To test for genetic causality between overall infection and overall psychiatric diagnosis in iPSYCH, we used the latent causal variable (LCV) model [Reference O’Connor and Price42]. This model tests whether trait 1 (in our case, overall infection) is causal to trait 2 (overall psychiatric diagnosis) using a latent causal variable which is assumed to mediate the genetic correlation between the two traits. If trait 1 is strongly genetically correlated with this variable, then it is partially genetically causal to trait 2. This relationship is quantified using the genetic causality proportion (GCP). GCP ranges from 0 (no genetic causality) to 1 (full genetic causality; if it is negative, it means that trait 2 is partially or fully genetically causal to trait 1). LCV uses LD scores and summary statistics (we used the same LD scores as used with LDSC, and the summary statistics processed with LDSC), as LDSC does, but it uses them in a modified procedure. We used both the full dataset of summary statistics and markers with MAF ≥ 0.05 as recommended on the LCV GitHub page. The scripts used were https://github.com/lukejoconnor/LCV/blob/master/R/ExampleRealdataScript.R, https://github.com/lukejoconnor/LCV/blob/master/R/MomentFunctions.R, and https://github.com/lukejoconnor/LCV/blob/master/R/RunLCV.R. The versions used were from 1 July 2020 for the first script and 14 March 2019 for the last two scripts.
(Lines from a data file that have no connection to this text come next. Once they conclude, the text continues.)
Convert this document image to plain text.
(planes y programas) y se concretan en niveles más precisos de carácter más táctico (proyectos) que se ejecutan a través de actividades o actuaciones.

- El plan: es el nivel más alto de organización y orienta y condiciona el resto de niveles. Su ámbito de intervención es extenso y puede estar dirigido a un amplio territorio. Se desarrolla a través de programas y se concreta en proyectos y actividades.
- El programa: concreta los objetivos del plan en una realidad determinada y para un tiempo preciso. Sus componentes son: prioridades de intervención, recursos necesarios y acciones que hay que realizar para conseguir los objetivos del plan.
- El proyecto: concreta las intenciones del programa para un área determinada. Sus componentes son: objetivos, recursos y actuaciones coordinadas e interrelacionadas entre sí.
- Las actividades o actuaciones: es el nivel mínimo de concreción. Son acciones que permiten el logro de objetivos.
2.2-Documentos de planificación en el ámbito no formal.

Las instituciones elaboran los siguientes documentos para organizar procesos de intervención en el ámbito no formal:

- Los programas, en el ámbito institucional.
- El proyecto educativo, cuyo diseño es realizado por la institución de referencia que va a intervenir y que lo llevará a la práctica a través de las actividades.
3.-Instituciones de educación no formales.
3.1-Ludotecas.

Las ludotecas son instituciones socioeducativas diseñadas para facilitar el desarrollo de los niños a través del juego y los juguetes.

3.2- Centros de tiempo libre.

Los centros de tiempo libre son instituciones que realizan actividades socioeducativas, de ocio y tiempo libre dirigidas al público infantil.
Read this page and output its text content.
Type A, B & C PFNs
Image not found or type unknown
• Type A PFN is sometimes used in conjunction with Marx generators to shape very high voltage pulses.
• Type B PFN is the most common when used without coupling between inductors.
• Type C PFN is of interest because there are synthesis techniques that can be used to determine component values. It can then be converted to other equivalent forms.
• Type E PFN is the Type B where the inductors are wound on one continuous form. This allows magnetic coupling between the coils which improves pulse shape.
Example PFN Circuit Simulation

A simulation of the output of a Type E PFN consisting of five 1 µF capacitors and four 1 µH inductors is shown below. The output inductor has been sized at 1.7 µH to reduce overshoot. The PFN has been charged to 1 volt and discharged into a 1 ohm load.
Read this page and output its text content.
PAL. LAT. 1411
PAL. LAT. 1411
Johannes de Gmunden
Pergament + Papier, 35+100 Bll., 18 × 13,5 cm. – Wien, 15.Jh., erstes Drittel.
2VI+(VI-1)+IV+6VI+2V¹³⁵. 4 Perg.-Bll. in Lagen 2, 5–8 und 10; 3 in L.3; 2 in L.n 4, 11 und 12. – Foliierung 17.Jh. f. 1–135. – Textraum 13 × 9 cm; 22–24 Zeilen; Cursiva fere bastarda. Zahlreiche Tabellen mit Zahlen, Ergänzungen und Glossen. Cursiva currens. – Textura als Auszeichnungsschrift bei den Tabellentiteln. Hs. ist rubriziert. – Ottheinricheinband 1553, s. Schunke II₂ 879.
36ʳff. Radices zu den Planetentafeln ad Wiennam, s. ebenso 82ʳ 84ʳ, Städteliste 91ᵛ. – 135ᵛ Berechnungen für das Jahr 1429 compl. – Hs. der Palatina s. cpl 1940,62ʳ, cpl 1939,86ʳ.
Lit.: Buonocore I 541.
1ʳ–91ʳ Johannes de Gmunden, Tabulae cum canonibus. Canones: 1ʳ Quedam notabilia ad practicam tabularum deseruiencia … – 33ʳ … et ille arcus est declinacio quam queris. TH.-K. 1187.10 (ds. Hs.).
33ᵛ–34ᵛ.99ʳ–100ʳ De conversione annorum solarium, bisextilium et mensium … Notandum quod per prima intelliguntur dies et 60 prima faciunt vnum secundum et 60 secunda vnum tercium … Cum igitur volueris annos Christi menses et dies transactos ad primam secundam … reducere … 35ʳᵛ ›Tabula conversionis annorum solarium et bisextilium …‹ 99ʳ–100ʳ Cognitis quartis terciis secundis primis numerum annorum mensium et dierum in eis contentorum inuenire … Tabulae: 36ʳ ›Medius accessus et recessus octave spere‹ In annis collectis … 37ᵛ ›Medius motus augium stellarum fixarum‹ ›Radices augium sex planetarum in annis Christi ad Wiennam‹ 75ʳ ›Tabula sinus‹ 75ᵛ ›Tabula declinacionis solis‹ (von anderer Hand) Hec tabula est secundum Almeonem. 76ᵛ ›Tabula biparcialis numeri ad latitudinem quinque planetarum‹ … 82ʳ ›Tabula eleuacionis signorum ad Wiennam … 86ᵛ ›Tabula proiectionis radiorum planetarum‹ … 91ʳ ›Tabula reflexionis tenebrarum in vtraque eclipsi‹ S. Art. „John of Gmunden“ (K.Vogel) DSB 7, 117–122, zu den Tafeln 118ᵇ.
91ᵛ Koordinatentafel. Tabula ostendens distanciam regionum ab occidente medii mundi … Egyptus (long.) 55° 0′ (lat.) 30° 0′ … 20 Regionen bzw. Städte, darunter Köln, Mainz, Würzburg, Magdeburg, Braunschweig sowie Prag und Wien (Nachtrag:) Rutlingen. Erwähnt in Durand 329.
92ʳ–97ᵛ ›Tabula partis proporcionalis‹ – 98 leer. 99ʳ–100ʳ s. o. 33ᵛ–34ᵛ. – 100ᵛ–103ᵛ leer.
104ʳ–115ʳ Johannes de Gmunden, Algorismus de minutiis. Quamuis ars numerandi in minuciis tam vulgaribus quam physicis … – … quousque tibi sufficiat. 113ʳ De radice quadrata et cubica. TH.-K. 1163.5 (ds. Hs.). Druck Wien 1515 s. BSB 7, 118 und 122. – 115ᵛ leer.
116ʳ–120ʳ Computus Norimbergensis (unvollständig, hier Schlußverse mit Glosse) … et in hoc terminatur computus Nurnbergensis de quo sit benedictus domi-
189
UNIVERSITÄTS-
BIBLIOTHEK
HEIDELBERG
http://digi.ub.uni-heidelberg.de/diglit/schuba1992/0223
Lastly, we performed sensitivity analyses for the LDSC results after removing the major histocompatibility complex (MHC) region on chromosome 6 from the dataset used to generate the LD scores: we removed markers on chromosome 6 between coordinates 25,392,021 and 33,392,022, based on the coordinates from a GWAS protocol [Reference Anderson, Pettersson, Clarke, Cardon, Morris and Zondervan43] converted to genome build hg19 using the UCSC Genome Browser LiftOver tool, and regenerated the LD scores with LDSC v1.0.1 using the dataset of the random population sample (as described earlier). The LDSC analyses were then repeated using these new LD scores. The numbers of markers included in the h ² and r_g analyses after the removal of the MHC region were 5,424,093 for the iPSYCH datasets and 4,857,454 for the FinnGen datasets (when used with iPSYCH LD scores). Note that the external European LD score dataset did not include the MHC region to begin with.